Il mondo alla rovescia. Storie di sovversivi, sognatori e sofferenti nell'Europa medievale e moderna


Roberto MANCINI

domenica 7 aprile, ore 17 Archivio Storico


Nell'Europa medievale e moderna circolano una infinità di immagini assai singolari: cavalieri rivolti verso la coda del cavallo, lepri che trasportano a casa il cacciatore, pesci che mangiano i pescatori, volpi che impiccano le galline, maiali che diventano macellai.
E ancora: allievi che impartiscono lezioni ai maestri, servi che danno ordini ai padroni, uomini che filano la lana e accudiscono gli infanti... . Si tratta di immagini di mondi alla rovescia, di mondi allegorici, o come è stato detto, di “espedienti gnomici”. Potremo chiederci se tali rappresentazioni alludano a propositi di ribellione sociale, ma è bene essere prudenti del rispondere affermativamente all'interrogativo.
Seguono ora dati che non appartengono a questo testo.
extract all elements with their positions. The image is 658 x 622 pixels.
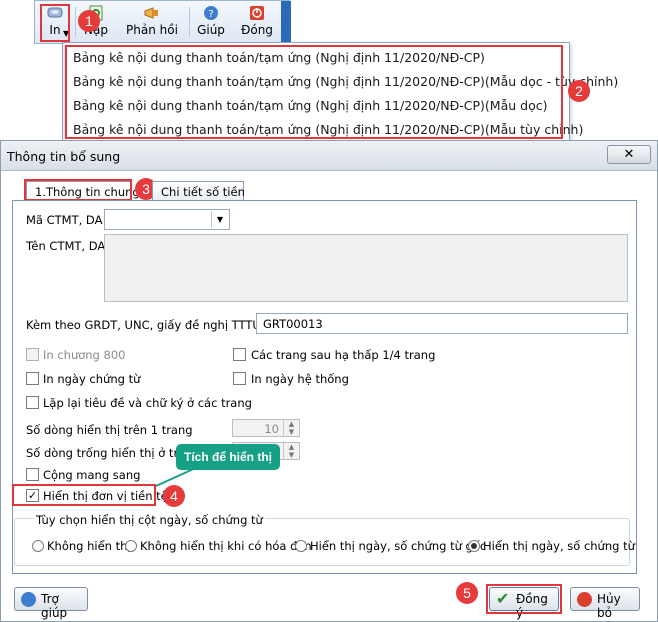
- help-dialog-label: Trợ giúp: [41, 592, 68, 620]
- dialog-title: Thông tin bổ sung: [7, 149, 121, 164]
- radio-hien-thi-goc-label: Hiển thị ngày, số chứng từ gốc: [310, 539, 487, 553]
- highlight-print-button: [40, 4, 70, 42]
- badge-1: 1: [78, 10, 100, 32]
- cac-trang-sau-label: Các trang sau hạ thấp 1/4 trang: [251, 348, 436, 362]
- toolbar: In ▼ Nạp Phản hồi ? Giúp Đóng: [34, 0, 291, 44]
- toolbar-overflow[interactable]: [281, 1, 291, 43]
- badge-4: 4: [163, 485, 185, 507]
- cancel-button[interactable]: Hủy bỏ: [570, 587, 640, 620]
- help-button[interactable]: ? Giúp: [195, 3, 227, 43]
- kem-theo-input[interactable]: GRT00013: [256, 313, 628, 334]
- tab-amount-details[interactable]: Chi tiết số tiền: [152, 181, 245, 201]
- close-toolbar-label: Đóng: [241, 23, 273, 37]
- feedback-button[interactable]: Phản hồi: [119, 3, 185, 43]
- toolbar-separator: [75, 7, 76, 37]
- radio-hien-thi[interactable]: [468, 540, 480, 552]
- stepper-arrows-icon[interactable]: ▲ ▼: [283, 443, 299, 459]
- print-dropdown-menu: Bảng kê nội dung thanh toán/tạm ứng (Ngh…: [62, 42, 618, 142]
- close-icon[interactable]: ✕: [607, 145, 651, 164]
- radio-khong-hien-thi-hoa-don[interactable]: [125, 540, 137, 552]
- in-chuong-800-label: In chương 800: [43, 348, 126, 362]
- megaphone-icon: [144, 7, 158, 19]
- close-toolbar-button[interactable]: Đóng: [239, 3, 275, 43]
- radio-hien-thi-goc[interactable]: [295, 540, 307, 552]
- help-icon: ?: [204, 6, 218, 20]
- highlight-checkbox: [12, 484, 156, 506]
- cong-mang-sang-label: Cộng mang sang: [43, 468, 141, 482]
- ten-ctmt-label: Tên CTMT, DA: [26, 239, 106, 253]
- feedback-label: Phản hồi: [126, 23, 178, 37]
- checkbox-in-ngay-chung-tu[interactable]: [26, 372, 39, 385]
- dialog-titlebar: Thông tin bổ sung ✕: [1, 141, 657, 171]
- highlight-ok-button: [486, 584, 562, 614]
- kem-theo-label: Kèm theo GRDT, UNC, giấy đề nghị TTTU số: [26, 318, 278, 332]
- in-ngay-chung-tu-label: In ngày chứng từ: [43, 372, 141, 386]
- stepper-arrows-icon[interactable]: ▲ ▼: [283, 420, 299, 436]
- checkbox-in-chuong-800[interactable]: [26, 348, 39, 361]
- in-ngay-he-thong-label: In ngày hệ thống: [251, 372, 349, 386]
- so-dong-label: Số dòng hiển thị trên 1 trang: [26, 423, 193, 437]
- power-icon: [250, 6, 264, 20]
- cancel-icon: [577, 592, 592, 607]
- badge-2: 2: [568, 80, 590, 102]
- so-dong-stepper[interactable]: 10 ▲ ▼: [232, 419, 300, 437]
- highlight-tab: [24, 179, 132, 201]
- radio-khong-hien-thi-label: Không hiển thị: [47, 539, 131, 553]
- highlight-menu: [65, 45, 563, 139]
- radio-khong-hien-thi[interactable]: [32, 540, 44, 552]
- ten-ctmt-textarea[interactable]: [104, 234, 628, 302]
- toolbar-separator: [189, 7, 190, 37]
- badge-5: 5: [456, 582, 478, 604]
- group-title: Tùy chọn hiển thị cột ngày, số chứng từ: [34, 513, 265, 527]
- checkbox-cong-mang-sang[interactable]: [26, 468, 39, 481]
- radio-khong-hien-thi-hoa-don-label: Không hiển thị khi có hóa đơn: [140, 539, 312, 553]
- help-dialog-button[interactable]: Trợ giúp: [14, 587, 88, 620]
- help-label: Giúp: [197, 23, 225, 37]
- so-dong-value: 10: [264, 422, 279, 436]
- checkbox-lap-lai-tieu-de[interactable]: [26, 396, 39, 409]
- checkbox-cac-trang-sau[interactable]: [233, 348, 246, 361]
- radio-hien-thi-label: Hiển thị ngày, số chứng từ: [483, 539, 635, 553]
- lap-lai-tieu-de-label: Lặp lại tiêu đề và chữ ký ở các trang: [43, 396, 252, 410]
- help-icon: [21, 592, 36, 607]
- svg-text:?: ?: [208, 9, 213, 20]
- chevron-down-icon[interactable]: ▼: [211, 211, 228, 228]
- ma-ctmt-label: Mã CTMT, DA: [26, 213, 103, 227]
- checkbox-in-ngay-he-thong[interactable]: [233, 372, 246, 385]
- callout-pointer: [155, 466, 201, 487]
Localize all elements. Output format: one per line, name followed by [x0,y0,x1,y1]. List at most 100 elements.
Prima di tutto perché quello del “mondo alla rovescia” è un concetto nato in seno alle classi colte, grazie al quale esse potevano gettare addosso agli zotici e ai pitocchi il pesante sospetto di voler mettere a soqquadro il mondo. Di esempi ve ne sarebbero a non finire, basti ricordare che fu proprio con l'accusa di tentare di sovvertire l'ordine delle cose, di instaurare “un mondo alla rovescia”, che gli ebrei si scagliarono contro i primi cristiani. E secoli dopo i cristiani inquadrarono, col medesimo argomento “complottistico”, i seguaci di Lutero. D'altra parte anche i luterani nel 1525 usarono lo stesso ordigno ideologico - quello del sovversivismo - contro i contadini che protestavano, grimaldello che poi tornò utile anche ai cattolici francesi quando scesero in campo contro i calvinisti e ai calvinisti per accusare i cristiani...
Potremo dunque pensare che ogni minaccia all'ordine sia stata a volta a volta percepita, ed etichettata, come un tentativo di ribaltare il mondo. In verità ci sono casi in cui il gioco del ribaltamento non allude a propositi sovversivi: basti pensare alle inversioni rituali che si realizzano durante le feste di carnevale, a quelle che si riscontrano nelle cosiddette feste dei folli, nelle feste di Sant'Agata, o negli episodi di “riso rituale” - riuso paschalis - di alcune celebrazioni religiose nei paesi nordici. In questi casi siamo infatti in presenza non di ribellioni, ma di ben strutturate strategie di contenimento delle tensioni sociali; lo dimostra il fatto che in tutti questi casi, dopo il momento festivo o orgiastico-carnevalesco, seguiva immancabilmente la “restaurazione quaresimale” dell'ordine. Ciò non toglie che alcune di quelle ferite calendariali diventassero, pur nell'esplosione gioiosa e giocosa delle popolazioni chge ne erano protagoniste, occasioni per manifestare una qualche profonda sofferenza. Come nella festa della cuccagna (nel gioco di cuccagna – recitava una filastrocca -mai si perde e sempre si guadagna), con tutto quanto esso comportava in termini di “rappresentazioni” mentali, figurate e mitologiche del mondo alla rovescia, che era, soprattutto, un mondo senza la fame. Figurativamente agganciato all'immaginario delle città (e civiltà) utopiche, il “paese di cuccagna” era infatti il luogo dell'abbondanza e del piacere, soprattutto quello legato al cibo. Manco a dirlo, il paese di cuccagna era però difficile da trovare: per raggiungerlo bisognava compiere un lungo viaggio, e poi una volta che l'ardimentoso fosse giunto alla sua frontiera, avrebbe dovuto conoscere 'le parole giuste', per proseguire oltre. Né più né meno di quanto accadeva nei viaggi iniziatici nei mondi dell'oltretomba, o in quelli verso il paradiso terrestre. Il paradiso terrestre: un luogo anch'esso non soltanto lontano da noi, ma posto in un mondo agli antipodi del nostro, laggiù - agli antipodi - dove tutto si rovesciava. O, forse, non si rovesciava affatto.